The Cazenovia Central School District’s projected budget deficit for the upcoming fiscal year is not as large as was previously expected, thanks to some teacher retirements and savings in utilities costs.
Initial budget figures showed a gap of $650,000 that the district would need to somehow fill, and administrators have been considering alternatives to make up the amount. Recently tabulated savings in utilities costs, as well as three newly-announced staff retirements have lessened the budget gap to $460,000, Superintendent Bob Dubik told the board of education at its Feb. 25 meeting.
Dubik, reporting for assistant superintendent for finance William Furling who was absent, said the district also is waiting to hear more information about state school funding decisions, as well as the impact of an upcoming district bond refinancing, to get a better idea of further budget implications.
The board of education will hold a public budget forum on Monday, March 4, at which these issues will be discussed, and hopes it will receive more information from the state that day.
“The $460,000 is good news … and we’ll hope to continue to close that,” Dubik said.

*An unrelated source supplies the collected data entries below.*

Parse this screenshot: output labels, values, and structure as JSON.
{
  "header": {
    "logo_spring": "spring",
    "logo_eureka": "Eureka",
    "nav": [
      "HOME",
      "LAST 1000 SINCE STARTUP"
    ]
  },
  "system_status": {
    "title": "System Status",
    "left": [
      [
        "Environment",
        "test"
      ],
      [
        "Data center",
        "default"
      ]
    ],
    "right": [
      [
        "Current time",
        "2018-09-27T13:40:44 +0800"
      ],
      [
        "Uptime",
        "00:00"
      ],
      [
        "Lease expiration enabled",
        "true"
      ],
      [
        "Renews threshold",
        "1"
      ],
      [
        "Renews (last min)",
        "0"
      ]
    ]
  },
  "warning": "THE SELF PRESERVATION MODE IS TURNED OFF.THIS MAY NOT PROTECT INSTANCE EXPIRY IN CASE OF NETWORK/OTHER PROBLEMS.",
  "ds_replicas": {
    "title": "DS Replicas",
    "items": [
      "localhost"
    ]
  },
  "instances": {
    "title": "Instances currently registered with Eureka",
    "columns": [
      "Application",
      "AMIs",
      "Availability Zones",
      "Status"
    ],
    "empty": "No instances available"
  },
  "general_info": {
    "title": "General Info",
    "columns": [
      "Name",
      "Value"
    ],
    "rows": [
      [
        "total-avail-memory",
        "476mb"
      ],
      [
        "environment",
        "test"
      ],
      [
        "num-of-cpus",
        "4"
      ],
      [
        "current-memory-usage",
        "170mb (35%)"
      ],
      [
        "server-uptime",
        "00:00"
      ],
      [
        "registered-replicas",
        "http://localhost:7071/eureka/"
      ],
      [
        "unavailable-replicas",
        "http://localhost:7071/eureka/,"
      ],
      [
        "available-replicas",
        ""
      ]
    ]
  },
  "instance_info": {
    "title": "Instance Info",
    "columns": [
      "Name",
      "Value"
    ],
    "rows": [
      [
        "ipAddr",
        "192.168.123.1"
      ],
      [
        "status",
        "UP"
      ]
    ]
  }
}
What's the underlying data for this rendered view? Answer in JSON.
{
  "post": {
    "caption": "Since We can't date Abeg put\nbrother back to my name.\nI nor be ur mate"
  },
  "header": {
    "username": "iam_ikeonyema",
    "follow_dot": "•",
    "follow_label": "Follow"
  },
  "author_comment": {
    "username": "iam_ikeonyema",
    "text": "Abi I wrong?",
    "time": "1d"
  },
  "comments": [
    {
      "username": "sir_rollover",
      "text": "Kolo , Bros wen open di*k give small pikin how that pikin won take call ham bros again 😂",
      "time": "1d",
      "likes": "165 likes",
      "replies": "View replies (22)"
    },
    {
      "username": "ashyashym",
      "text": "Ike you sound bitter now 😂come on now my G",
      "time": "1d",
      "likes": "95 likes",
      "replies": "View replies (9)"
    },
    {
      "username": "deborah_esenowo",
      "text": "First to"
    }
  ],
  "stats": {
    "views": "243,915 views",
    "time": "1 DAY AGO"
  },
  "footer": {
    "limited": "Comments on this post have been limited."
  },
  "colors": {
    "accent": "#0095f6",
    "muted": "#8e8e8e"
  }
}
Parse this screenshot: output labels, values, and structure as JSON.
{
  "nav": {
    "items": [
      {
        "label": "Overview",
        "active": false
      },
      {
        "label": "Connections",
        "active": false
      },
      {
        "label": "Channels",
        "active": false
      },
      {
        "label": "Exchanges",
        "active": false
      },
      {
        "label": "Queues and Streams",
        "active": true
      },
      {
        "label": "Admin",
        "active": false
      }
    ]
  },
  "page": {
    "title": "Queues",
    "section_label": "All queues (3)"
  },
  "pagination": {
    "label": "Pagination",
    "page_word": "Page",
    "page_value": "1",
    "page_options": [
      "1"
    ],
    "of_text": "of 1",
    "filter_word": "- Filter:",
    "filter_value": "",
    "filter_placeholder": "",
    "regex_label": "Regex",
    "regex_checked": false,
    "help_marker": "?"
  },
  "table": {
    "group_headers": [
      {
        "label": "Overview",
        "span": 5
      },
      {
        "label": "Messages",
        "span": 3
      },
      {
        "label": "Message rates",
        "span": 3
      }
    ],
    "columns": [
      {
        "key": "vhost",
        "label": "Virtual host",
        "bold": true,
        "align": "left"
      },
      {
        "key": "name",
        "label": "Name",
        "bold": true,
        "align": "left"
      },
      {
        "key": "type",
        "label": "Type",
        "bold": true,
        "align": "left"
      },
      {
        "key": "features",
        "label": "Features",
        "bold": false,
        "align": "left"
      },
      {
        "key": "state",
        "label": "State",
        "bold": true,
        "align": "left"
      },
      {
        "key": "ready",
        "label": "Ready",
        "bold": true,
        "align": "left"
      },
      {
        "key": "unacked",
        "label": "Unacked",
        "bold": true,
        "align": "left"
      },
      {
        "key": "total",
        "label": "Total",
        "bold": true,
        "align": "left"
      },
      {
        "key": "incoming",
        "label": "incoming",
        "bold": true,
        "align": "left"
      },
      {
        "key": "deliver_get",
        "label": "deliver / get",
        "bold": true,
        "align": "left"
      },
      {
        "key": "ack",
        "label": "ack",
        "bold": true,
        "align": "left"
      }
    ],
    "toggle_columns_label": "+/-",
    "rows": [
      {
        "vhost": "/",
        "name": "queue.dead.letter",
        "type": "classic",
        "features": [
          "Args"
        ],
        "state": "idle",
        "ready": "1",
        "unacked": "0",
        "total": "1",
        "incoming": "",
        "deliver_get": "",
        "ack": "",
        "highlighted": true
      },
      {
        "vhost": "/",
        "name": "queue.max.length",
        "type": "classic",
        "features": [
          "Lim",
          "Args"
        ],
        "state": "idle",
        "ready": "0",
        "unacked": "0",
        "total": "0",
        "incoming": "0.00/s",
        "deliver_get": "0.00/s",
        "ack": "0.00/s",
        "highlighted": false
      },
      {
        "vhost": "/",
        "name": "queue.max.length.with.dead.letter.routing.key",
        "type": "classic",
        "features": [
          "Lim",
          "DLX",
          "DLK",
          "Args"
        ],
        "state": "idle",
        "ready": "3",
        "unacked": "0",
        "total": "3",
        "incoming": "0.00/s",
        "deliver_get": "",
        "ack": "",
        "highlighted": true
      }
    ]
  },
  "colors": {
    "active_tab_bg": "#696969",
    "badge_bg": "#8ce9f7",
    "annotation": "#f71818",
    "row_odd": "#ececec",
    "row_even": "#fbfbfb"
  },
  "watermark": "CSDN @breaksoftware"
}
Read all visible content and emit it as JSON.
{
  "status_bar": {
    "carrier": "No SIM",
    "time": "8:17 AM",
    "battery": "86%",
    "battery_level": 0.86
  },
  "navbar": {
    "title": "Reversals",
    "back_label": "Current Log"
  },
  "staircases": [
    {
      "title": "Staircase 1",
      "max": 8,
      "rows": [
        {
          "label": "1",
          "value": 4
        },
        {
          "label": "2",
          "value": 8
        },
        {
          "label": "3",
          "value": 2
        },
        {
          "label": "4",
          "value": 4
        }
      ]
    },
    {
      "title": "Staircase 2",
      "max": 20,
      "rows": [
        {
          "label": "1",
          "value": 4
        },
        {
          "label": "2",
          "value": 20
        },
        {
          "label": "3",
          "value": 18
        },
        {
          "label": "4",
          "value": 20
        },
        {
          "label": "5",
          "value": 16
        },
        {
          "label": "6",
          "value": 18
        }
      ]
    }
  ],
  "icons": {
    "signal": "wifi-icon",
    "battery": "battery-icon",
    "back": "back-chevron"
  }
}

Related to the district’s budget issues, Dubik told the board the impact of the new school lunch menu mandates from the federal government, which made new requirements on what schools may or may not serve students for lunch, is that the Cazenovia School District currently has fallen from a surplus of funds to about a $25,000 deficit in its lunch program since September. This impact is due to the higher cost of food the district is federally required to provide and a large decrease in the number of students buying lunch, because the new menu is not popular, Dubik said.
“So from a small surplus we’re now $20,000 to $30,000 in the hole — that could be a $50,000 swing,” said Pat Vogl, head of the board’s finance committee.
“We have never lost money on our lunch program before this,” Dubik said. He said that the district could consider going to a private provider for its lunch program, but that could push the price of lunches for students up to four or five dollars per meal.